Le DVD est disponible à la vente sur le site d’Artus Films https://www.artusfilms.com/jiri-trnka/l-annee-tcheque-333 ainsi que sur celui de la boutique Métaluna Store https://metalunastore.fr/products/lannee-tcheque?_pos=1&_sid=541f32326&_ss=r .
Nous en parlions plus haut, Artus Films joint en bonus le dernier court-métrage réalisé par Jirí Trnka, La Main (1965, 18’). Merveille absolue où une main « humaine » entre en interaction avec le personnage principal, une marionnette, La Main – Ruka, montre un artisan céramiste tranquillement installé chez lui, en train de soigner sa plante verte. Il est tourmenté par une main gantée tyrannique qui, tel un petit soldat, exige une statue à son effigie. Le potier doit alors s’exécuter, car la Main se fait de plus en plus menaçante. Film testamentaire, La Main, auréolé à sa sortie par le Prix spécial du jury au Festival d’Annecy et par le Premier prix dans la catégorie Animation au Festival de Bergame, est empreint de réflexion et de critiques politiques sur le pouvoir communiste en place qui souhaite s’accaparer et contrôler le talent des artistes, afin d’être glorifié. Longtemps interdit en Tchécoslovaquie, les copies avaient d’ailleurs été confisquées pendant plus de vingt ans, La Main est un chef d’oeuvre rare.
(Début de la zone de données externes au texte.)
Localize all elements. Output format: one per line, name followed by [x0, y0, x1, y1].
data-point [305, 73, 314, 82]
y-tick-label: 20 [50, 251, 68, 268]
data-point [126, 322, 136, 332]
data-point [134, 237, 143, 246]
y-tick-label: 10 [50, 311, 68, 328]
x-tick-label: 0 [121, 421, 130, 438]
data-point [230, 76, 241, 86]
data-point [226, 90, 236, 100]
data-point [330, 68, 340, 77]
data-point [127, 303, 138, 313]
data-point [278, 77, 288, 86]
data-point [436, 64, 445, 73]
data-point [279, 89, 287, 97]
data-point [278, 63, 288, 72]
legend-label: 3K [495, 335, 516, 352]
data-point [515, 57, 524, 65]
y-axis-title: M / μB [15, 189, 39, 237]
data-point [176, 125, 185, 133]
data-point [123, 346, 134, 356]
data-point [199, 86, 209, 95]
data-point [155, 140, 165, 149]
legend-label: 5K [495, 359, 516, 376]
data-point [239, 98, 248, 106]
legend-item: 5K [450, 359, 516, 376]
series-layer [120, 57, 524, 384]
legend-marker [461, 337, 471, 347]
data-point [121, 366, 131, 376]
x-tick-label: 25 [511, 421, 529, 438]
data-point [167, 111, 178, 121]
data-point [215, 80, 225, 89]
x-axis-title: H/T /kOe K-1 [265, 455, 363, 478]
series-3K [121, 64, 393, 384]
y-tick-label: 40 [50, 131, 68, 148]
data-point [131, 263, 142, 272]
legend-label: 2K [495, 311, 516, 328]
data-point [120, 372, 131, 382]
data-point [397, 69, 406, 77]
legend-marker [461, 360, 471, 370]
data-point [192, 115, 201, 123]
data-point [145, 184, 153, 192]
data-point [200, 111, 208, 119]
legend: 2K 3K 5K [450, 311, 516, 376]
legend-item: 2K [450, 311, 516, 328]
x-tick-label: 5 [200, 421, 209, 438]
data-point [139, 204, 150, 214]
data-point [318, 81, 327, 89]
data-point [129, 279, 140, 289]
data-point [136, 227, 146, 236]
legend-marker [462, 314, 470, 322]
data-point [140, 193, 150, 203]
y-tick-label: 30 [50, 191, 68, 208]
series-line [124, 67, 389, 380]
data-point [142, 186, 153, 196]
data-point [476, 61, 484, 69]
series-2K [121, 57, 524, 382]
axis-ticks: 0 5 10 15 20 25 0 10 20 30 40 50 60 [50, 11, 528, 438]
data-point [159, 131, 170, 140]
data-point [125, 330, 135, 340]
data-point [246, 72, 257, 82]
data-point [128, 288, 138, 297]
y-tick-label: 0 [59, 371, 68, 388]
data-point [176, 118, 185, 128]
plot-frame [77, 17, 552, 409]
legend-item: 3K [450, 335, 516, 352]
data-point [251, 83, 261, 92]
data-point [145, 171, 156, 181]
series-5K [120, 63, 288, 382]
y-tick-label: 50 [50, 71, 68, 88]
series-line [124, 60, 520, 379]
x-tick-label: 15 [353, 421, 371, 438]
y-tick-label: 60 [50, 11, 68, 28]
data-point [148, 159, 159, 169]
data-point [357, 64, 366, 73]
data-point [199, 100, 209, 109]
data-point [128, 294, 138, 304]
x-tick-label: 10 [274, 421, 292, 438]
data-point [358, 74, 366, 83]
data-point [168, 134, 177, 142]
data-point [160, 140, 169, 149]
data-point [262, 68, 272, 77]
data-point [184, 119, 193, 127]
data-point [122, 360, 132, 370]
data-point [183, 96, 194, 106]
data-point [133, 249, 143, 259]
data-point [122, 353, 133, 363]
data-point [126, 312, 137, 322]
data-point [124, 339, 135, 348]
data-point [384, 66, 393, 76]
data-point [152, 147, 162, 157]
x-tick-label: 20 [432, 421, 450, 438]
L’interactivité se clôt sur un Diaporama et la bande-annonce (non sous-titrée).
L’Image et le son
Un carton en introduction indique qu’en 1947, Jirí Trnka a composé L’Année tchèque à partir d’une série de courts-métrages à l’origine indépendants. En 2015, lors de la restauration numérique en 2K, certains effets ont été laissés sous leur forme originelle, en tant que « témoins » des technologies et des approches artistiques de l’époque. Le traitement numérique a été réalisé à partir des négatifs originaux conservés aux Archives Nationales du cinéma de Prague. Pour certains épisodes, les restaurateurs du Filmlab de Budapest ont dû utiliser les positifs respectifs. On retrouve alors ces teintes spécifiques de l’Agfacolor, un grain cinéma élégant et bien géré, ainsi qu’une bonne tenue des contrastes. La propreté est satisfaisante (quelques poussières subsistent, mais rien d’important), les détails sont éloquents et le piqué appréciable.
Pas de dialogues, mais des chansons qui s’enchaînent durant près d’1h20 ! Aucune saturation dans les chants, même quand les aigus s’affolent, ni même de souffle parasite. C’est clair et dynamique du début à la fin. La bande-sonore a été restaurée à partir d’un double des négatifs sonores.